New Mexico may be getting sports betting much sooner than expected. On Monday, Nevada-based sports betting solutions provider USBookmaking announced it will be providing “sports betting risk services” for Santa Ana Star Casino & Hotel in New Mexico.
According to a USBookmaking press release, Santa Ana Casino will begin taking wagers on Tuesday, October 16th.
This news comes straight out of left field, with New Mexico not at all on the radar as the next sports betting state. Prior to this week, there was no word that anyone in New Mexico was planning on initiating sports betting and no legislation had even been proposed.
USBookmaking President Vic Salerno said this in a statement:
“We have found that there is tremendous demand for a Nevada-style retail sports book operation in a multitude of casinos throughout the US. We specialize in the ability to get to market quickly and operate efficiently. We have carved out a unique position where we are a very attractive service provider to the many independent casino operations that exist today.”
Sports betting has not been legalized in New Mexico since the Supreme Court ended the federal prohibition, but USBookmaking Marketing Director Tom Willer told Gambling Insider, “It is expressly stated in the New Mexico compact between the state and Native American tribes that all forms of Class III gaming are permissible. This includes sports betting.”
It is a bold move by the tribe to introduce sports betting without the state having specifically legalized the activity, but all involved in the venture maintain they have carefully researched the issue and believe they are in the clear legally.
Furthermore, there is no indication state regulators will move to stop the tribe from introducing sports betting in New Mexico. According to the Albuquerque Journal, Office of the Attorney General press secretary David Carl indicated the state has no immediate plans to step in.
Here’s what he said:
“Sports betting at the Santa Ana Star Casino is governed by the Pueblo of Santa Ana Gaming Regulatory Commission.
“As such, we will closely monitor New Mexico’s tribal gaming compacts and work with the legislature for proper statutory and regulatory oversight to require responsible gaming and enhanced integrity to create an even playing field for all.”
There’s still no word yet on whether or not the Pueblo of Santa Ana will introduce mobile or online sports betting.
Lawmakers Galvanized to Act
This latest move by the Pueblo of Santa Ana tribe will likely galvanize state officials to seriously take up the issue of sports betting now. Under existing gaming pacts, the state will likely receive no revenue from sports betting operated by tribal casinos.
That’s because under the current gaming compact, tribal casinos only share revenue with the state for games that are operated mechanically – think slots and video poker. For games that require an employee to be in attendance, tribal casinos keep 100% of the revenue. Presumably, that will also include sports betting as staff will be required to manage the lines, take wagers and issue payouts.
State Representative Antonio “Moe” Maestas told the Albuquerque Journal that he hopes “the tribal communities find it in their interest to renegotiate the compacts to allow the entire state to benefit from the sports betting industry.”

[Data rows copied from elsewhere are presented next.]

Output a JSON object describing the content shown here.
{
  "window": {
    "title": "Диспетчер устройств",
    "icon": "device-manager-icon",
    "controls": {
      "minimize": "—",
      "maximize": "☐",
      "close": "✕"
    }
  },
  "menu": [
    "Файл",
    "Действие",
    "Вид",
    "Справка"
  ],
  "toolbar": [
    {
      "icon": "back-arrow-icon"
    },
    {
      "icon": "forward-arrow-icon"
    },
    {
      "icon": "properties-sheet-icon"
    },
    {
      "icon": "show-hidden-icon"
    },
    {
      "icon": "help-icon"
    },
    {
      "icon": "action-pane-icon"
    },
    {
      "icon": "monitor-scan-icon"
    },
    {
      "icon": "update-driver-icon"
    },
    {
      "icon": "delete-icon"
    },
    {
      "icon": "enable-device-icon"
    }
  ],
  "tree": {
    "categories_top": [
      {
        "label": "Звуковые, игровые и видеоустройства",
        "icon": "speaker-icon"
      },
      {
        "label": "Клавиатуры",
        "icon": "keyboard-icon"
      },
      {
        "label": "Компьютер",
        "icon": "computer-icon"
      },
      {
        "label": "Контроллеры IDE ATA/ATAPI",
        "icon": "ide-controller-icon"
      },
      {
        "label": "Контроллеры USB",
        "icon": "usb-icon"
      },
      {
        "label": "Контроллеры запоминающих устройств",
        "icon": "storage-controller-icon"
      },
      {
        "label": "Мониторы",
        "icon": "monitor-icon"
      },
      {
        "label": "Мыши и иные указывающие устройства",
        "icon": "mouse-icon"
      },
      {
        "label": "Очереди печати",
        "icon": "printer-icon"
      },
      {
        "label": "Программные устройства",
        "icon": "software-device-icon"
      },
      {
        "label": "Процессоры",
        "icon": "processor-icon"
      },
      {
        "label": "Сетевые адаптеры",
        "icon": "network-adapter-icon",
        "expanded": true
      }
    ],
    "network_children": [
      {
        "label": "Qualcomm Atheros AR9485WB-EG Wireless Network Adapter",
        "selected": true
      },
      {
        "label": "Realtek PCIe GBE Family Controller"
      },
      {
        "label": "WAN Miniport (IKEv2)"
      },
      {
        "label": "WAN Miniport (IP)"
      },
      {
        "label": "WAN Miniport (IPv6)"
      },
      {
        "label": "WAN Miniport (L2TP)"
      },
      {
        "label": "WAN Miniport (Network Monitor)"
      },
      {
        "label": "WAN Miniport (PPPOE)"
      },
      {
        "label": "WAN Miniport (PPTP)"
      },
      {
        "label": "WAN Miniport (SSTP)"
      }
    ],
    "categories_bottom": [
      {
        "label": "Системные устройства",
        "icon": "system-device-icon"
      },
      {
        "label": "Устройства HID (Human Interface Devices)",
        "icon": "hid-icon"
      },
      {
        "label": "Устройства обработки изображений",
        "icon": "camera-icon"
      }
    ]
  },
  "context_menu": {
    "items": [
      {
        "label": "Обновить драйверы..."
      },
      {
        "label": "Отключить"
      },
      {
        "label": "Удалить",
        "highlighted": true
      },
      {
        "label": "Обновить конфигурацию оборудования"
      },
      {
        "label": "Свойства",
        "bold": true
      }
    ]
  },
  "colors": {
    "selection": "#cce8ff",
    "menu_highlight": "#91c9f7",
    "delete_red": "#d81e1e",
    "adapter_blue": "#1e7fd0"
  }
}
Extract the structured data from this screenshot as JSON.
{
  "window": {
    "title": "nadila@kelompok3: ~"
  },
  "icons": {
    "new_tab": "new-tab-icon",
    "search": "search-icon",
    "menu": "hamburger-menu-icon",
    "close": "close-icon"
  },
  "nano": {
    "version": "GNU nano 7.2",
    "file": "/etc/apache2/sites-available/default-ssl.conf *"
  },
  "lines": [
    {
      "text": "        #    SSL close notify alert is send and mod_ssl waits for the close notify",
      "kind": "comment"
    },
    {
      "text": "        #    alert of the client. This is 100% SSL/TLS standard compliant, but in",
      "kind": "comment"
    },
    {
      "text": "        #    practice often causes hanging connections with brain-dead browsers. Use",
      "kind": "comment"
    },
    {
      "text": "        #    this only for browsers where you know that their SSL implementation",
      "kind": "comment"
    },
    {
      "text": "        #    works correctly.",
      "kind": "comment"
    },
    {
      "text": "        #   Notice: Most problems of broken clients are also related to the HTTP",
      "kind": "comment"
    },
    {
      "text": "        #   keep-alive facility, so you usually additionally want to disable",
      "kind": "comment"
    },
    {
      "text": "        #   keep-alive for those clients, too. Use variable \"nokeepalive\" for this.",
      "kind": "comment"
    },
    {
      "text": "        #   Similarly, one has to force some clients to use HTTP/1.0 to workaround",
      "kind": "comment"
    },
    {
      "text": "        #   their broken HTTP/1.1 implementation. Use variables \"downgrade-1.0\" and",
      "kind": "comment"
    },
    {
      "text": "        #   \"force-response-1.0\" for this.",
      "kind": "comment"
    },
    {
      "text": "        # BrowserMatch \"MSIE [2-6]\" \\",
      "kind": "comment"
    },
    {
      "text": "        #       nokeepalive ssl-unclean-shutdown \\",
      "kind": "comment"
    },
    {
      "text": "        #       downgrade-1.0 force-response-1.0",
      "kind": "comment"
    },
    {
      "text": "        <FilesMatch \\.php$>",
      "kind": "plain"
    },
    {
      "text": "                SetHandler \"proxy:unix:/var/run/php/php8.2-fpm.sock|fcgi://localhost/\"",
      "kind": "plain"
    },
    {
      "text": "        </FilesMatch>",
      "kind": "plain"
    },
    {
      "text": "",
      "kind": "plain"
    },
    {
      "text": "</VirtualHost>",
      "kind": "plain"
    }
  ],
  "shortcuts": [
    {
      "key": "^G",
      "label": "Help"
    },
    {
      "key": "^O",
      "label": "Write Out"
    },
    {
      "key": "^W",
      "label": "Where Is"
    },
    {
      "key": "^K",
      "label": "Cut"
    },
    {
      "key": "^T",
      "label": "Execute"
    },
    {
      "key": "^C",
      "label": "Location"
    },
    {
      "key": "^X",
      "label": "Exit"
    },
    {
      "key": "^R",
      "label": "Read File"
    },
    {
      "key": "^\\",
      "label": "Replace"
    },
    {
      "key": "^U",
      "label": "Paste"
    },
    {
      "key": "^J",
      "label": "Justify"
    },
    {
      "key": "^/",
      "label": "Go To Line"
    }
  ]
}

However, Maestas also gave the tribe credit for channeling customers away from unregulated offshore betting sites. If people are going to continue betting on sports anyways, he would rather it be with the tribes than with foreign-owned betting websites.
Start of a Sports Betting Wave in the West?
A topic we touched on in a post last month discussing the Oregon Lottery’s move towards sports betting is the lack of sports betting out west. Numerous states in the Northeast and Southeast have introduced legislation and even begun taking wagers, but little action has been seen West of the Mississippi.
Delaware, Rhode Island, New Jersey, Pennsylvania, West Virginia, Mississippi and New York all have sports betting laws of some sort in place. The increased competition out east has at times been used as justification for lawmakers to introduce legislation of their own to avoid being left behind.
For example, the councilmember who recently introduced a sports betting bill in Washington DC pointed to the Hollywood Casino in West Virginia as one of the reasons DC needs to act now. In a press release, the councilmember explained that Hollywood Casino has openly stated it plans to “heavily” target the DC metro area due to a lack of sports betting in the DC area.
This is how action in one state can spur lawmakers in other states to act. It is a recurring theme for lawmakers to introduce new gaming legislation and say that if they don’t act, a neighboring state will vacuum money from across the border as residents travel to get their gaming fix.
Now, we have Oregon and New Mexico seriously considering sports betting out west. California is also said to be exploring its options. These are all baby steps so far with none of those states formally legalizing sports betting yet, but even small steps forward may spur lawmakers in neighboring states to take note and consider their options as well. This is just speculation of course, but we have seen a similar pattern play out east of the Mississippi.